Now, a growing number of advocacy groups are moving those concerns to the top of the agenda - not just by monitoring factory conditions, but by working with companies to create an internal commitment to improving women's position in society.
The latest move came last week when Calvert, a major player in socially responsible investing, unveiled its "Women's Principles," an unprecedented four-page code of global corporate conduct. The code addresses everything from pay equity and safety to a need to foster women's civic and political engagement.
Calvert will assess progress toward these goals as part of its investment screening.
"While different countries and cultures present challenges, the goal of gender equity is universal, and the oppression of women undermines economic growth and progress," says Barbara Krumsiek, Calvert's president and chief executive officer.
One of the biggest hurdles is that businesses often cite cultural traditions to justify women's subordination. In a factory in Bangladesh, for instance, men may get paid more to operate heavier cutting machines, while women are segregated in sewing jobs. But "the corporate community [should] be brave and challenge least-common-denominator norms about the role of women," Ms. Krumsiek says.

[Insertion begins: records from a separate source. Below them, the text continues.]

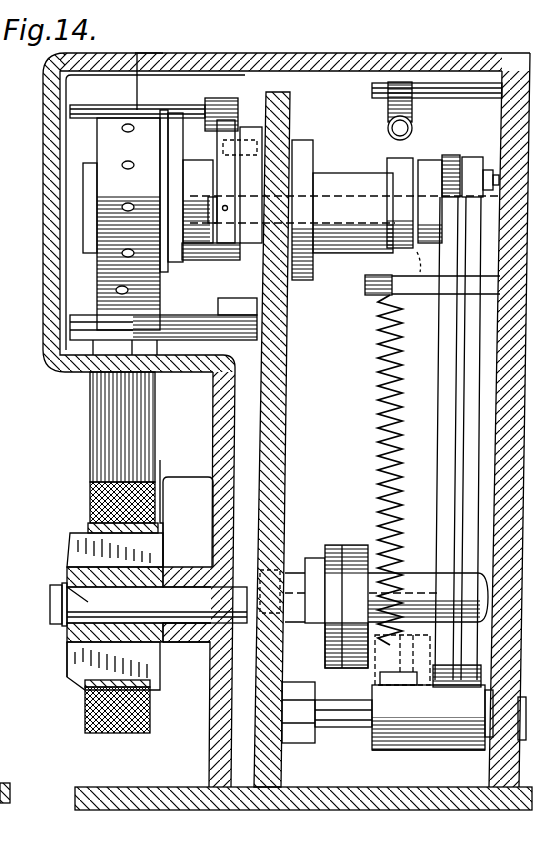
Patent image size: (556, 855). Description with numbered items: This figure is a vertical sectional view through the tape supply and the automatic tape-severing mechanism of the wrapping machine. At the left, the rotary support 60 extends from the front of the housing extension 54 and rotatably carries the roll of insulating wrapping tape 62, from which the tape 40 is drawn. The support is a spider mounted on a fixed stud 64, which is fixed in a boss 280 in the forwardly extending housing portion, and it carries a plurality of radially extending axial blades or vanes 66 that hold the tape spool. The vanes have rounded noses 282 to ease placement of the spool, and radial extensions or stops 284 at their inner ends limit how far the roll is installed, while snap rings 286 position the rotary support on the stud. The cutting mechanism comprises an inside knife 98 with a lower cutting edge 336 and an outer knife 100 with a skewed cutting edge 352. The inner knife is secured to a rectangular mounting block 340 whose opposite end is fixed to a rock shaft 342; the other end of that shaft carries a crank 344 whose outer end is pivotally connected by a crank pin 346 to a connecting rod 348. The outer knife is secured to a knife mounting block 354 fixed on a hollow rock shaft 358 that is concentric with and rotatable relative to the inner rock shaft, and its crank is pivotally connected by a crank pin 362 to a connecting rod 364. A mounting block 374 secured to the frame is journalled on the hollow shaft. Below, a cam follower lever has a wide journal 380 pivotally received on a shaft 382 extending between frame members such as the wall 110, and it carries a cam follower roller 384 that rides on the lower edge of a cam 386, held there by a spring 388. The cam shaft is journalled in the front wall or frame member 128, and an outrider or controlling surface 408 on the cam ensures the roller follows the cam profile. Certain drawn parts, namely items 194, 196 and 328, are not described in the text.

The tape 40 is at (90, 400).
The housing extension 54 is at (215, 414).
The rotary support 60 is at (60, 667).
The roll of insulating wrapping tape 62 is at (90, 492).
The fixed stud 64 is at (62, 588).
The blades or vanes 66 is at (143, 545).
The inside knife 98 is at (148, 113).
The outer knife 100 is at (182, 335).
The wall or frame member 110 is at (518, 460).
The front wall or frame member 128 is at (283, 444).
The bracket 194 is at (396, 668).
The screw 196 is at (428, 83).
The boss 280 is at (190, 637).
The rounded noses 282 is at (70, 538).
The radial extensions or stops 284 is at (160, 480).
The snap rings 286 is at (168, 575).
The drive assembly 328 is at (466, 753).
The lower cutting edge 336 is at (104, 118).
The mounting block 340 is at (250, 127).
The rock shaft 342 is at (343, 210).
The crank 344 is at (454, 160).
The crank pin 346 is at (496, 180).
The connecting rod 348 is at (467, 327).
The cutting edge 352 is at (170, 313).
The knife mounting block 354 is at (247, 275).
The hollow rock shaft 358 is at (318, 194).
The crank pin 362 is at (425, 165).
The connecting rod 364 is at (443, 372).
The mounting block 374 is at (398, 250).
The journal 380 is at (400, 742).
The shaft 382 is at (328, 727).
The cam follower roller 384 is at (346, 662).
The cam 386 is at (352, 543).
The spring 388 is at (380, 411).
The outrider or controlling surface 408 is at (343, 634).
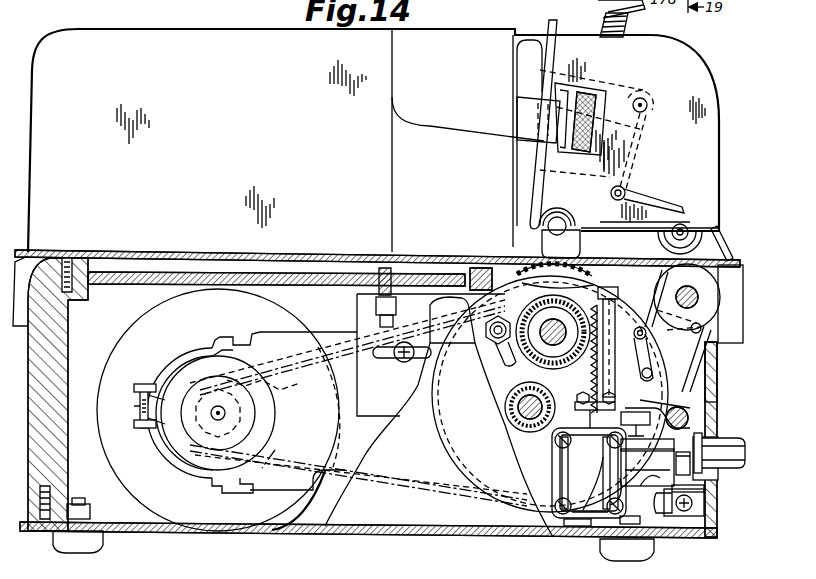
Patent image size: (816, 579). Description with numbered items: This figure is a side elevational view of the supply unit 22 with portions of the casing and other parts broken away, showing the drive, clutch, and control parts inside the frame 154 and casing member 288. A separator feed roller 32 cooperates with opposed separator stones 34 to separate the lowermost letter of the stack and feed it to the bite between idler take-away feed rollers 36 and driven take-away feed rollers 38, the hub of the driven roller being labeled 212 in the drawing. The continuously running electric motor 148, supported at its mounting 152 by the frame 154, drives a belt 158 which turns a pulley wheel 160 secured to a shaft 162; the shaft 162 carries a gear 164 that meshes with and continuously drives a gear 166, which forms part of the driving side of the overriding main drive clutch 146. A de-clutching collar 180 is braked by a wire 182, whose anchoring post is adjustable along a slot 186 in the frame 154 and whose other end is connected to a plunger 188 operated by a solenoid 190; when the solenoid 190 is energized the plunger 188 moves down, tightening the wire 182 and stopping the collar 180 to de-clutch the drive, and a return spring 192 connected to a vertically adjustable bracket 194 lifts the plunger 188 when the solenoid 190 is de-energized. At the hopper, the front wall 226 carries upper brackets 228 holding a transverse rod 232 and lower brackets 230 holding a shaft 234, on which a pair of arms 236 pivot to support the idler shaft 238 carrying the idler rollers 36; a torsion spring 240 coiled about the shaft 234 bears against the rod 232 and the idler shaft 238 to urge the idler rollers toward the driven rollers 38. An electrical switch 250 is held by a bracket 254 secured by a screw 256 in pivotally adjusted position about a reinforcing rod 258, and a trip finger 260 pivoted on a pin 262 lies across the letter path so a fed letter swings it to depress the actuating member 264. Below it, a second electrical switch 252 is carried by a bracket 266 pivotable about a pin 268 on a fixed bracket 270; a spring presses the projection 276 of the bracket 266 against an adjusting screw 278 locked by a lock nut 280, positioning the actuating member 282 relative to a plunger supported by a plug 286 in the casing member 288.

The supply unit 22 is at (103, 22).
The separator feed roller 32 is at (520, 255).
The separator stones 34 is at (580, 243).
The idler take-away feed rollers 36 is at (716, 228).
The driven take-away feed rollers 38 is at (719, 294).
The main drive clutch 146 is at (503, 358).
The electric motor 148 is at (134, 336).
The motor support 152 is at (200, 362).
The frame 154 is at (284, 340).
The belt 158 is at (286, 372).
The pulley wheel 160 is at (442, 446).
The shaft 162 is at (530, 417).
The gear 164 is at (358, 403).
The gear 166 is at (520, 413).
The de-clutching collar 180 is at (602, 372).
The wire 182 is at (514, 348).
The slot 186 is at (494, 368).
The plunger 188 is at (607, 427).
The solenoid 190 is at (556, 470).
The return spring 192 is at (606, 310).
The bracket 194 is at (611, 345).
The hub 212 is at (697, 303).
The front wall 226 is at (557, 53).
The upper brackets 228 is at (627, 83).
The transverse rod 232 is at (654, 82).
The lower brackets 230 is at (575, 221).
The shaft 234 is at (639, 188).
The arms 236 is at (644, 193).
The idler shaft 238 is at (670, 233).
The torsion spring 240 is at (637, 145).
The electrical switch 250 is at (684, 371).
The electrical switch 252 is at (654, 470).
The bracket 254 is at (700, 394).
The screw 256 is at (641, 410).
The reinforcing rod 258 is at (688, 418).
The trip finger 260 is at (734, 256).
The pin 262 is at (645, 334).
The actuating member 264 is at (652, 318).
The bracket 266 is at (566, 510).
The pin 268 is at (706, 493).
The bracket 270 is at (700, 512).
The projection 276 is at (634, 486).
The adjusting screw 278 is at (662, 540).
The lock nut 280 is at (700, 540).
The actuating member 282 is at (712, 440).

One reason: the bottom line.
"A lot of the suppliers in [developing countries] see labor as a cost [that needs] to be limited, not as an asset to be developed," says Auret van Heerden, executive director of the Fair Labor Association in Washington. Instead of having a woman always do one isolated task, a company could teach her a wider range of skills, he says, and it could offer a savings plan so she can perhaps start her own business someday.